The same report recommends screening 0-3-year-olds, and pre-schoolers for their 'emotional development', a process already carried out through the AEDI (Australian Early Index Census), which in 2018 found one in five children were 'developmentally vulnerable in one or more domains'. ?Human rights advocates fear the term is being made synonymous with 'mental illness' and will lead to unnecessary medication of young children across Australia. Is little Tracey, for example, throwing tantrums, not sleeping, demanding her own way, or clinging to mum, because she is mentally disordered or yet to learn self-control and respect for others? Are 'untruths' being pushed at parents of young children who need better guidance and support in bringing up their children in a healthy and positive manner?

The report found prescribing of anti-depressant drugs has doubled, and the cost of 'depression' was estimated to be $12.6 billion. There is a rise in rates of 'ADHD' and 'autism' which also have definitional, diagnostic complexity.

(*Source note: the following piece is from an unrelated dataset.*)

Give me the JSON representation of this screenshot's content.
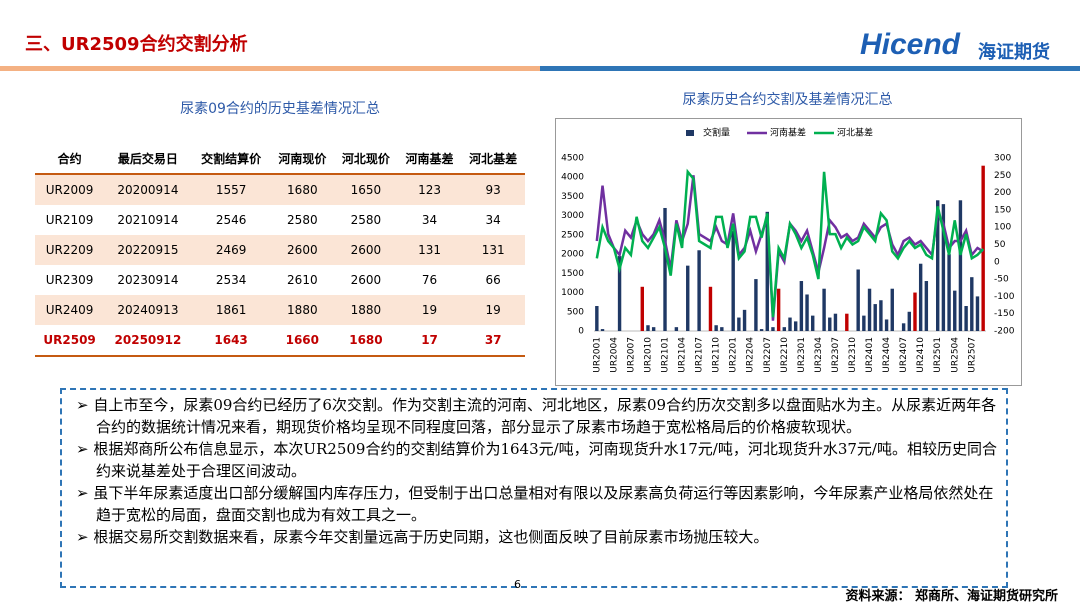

And the aged are in line, with doctors over-prescribing anti-depression pills as a way of blocking out the misery of declining physical health and making them easier to manage in institutions.

Say something often enough - 'one in five have a mental illness' or 'suffer from anxiety and depression' - and the belief takes hold - like Trump's fake news, it becomes insidious. Government money may flow to those making the most noise, but most of the real underlying causes of distress and anxiety in society go begging. We are not dismissing what has become an important social problem; social stress does seem to be on the rise, particularly because of COVID-19, but the debate has become very confusing and divisive. It is hard to know any more if we are having a bad month because we got sacked, diagnosed with cancer, lost a friend, have insomnia or are mentally ill.

It is important to recognize, as on-going research has revealed, mental illnesses do not exist apart from and unaffected by professional and public beliefs and the cultural currents of the times we live in. But the 'solutions' being proposed are not social, they are more 'services' such as counselling, giving drugs, or some form of psychotherapy. The real 'truth' is that the mental health lobby has more labels than solutions. There is lack of evidence about the efficacy of treatments and the media is helping spread panic to gullible politicians who nowadays seem incapable of meeting challenges and owning solutions.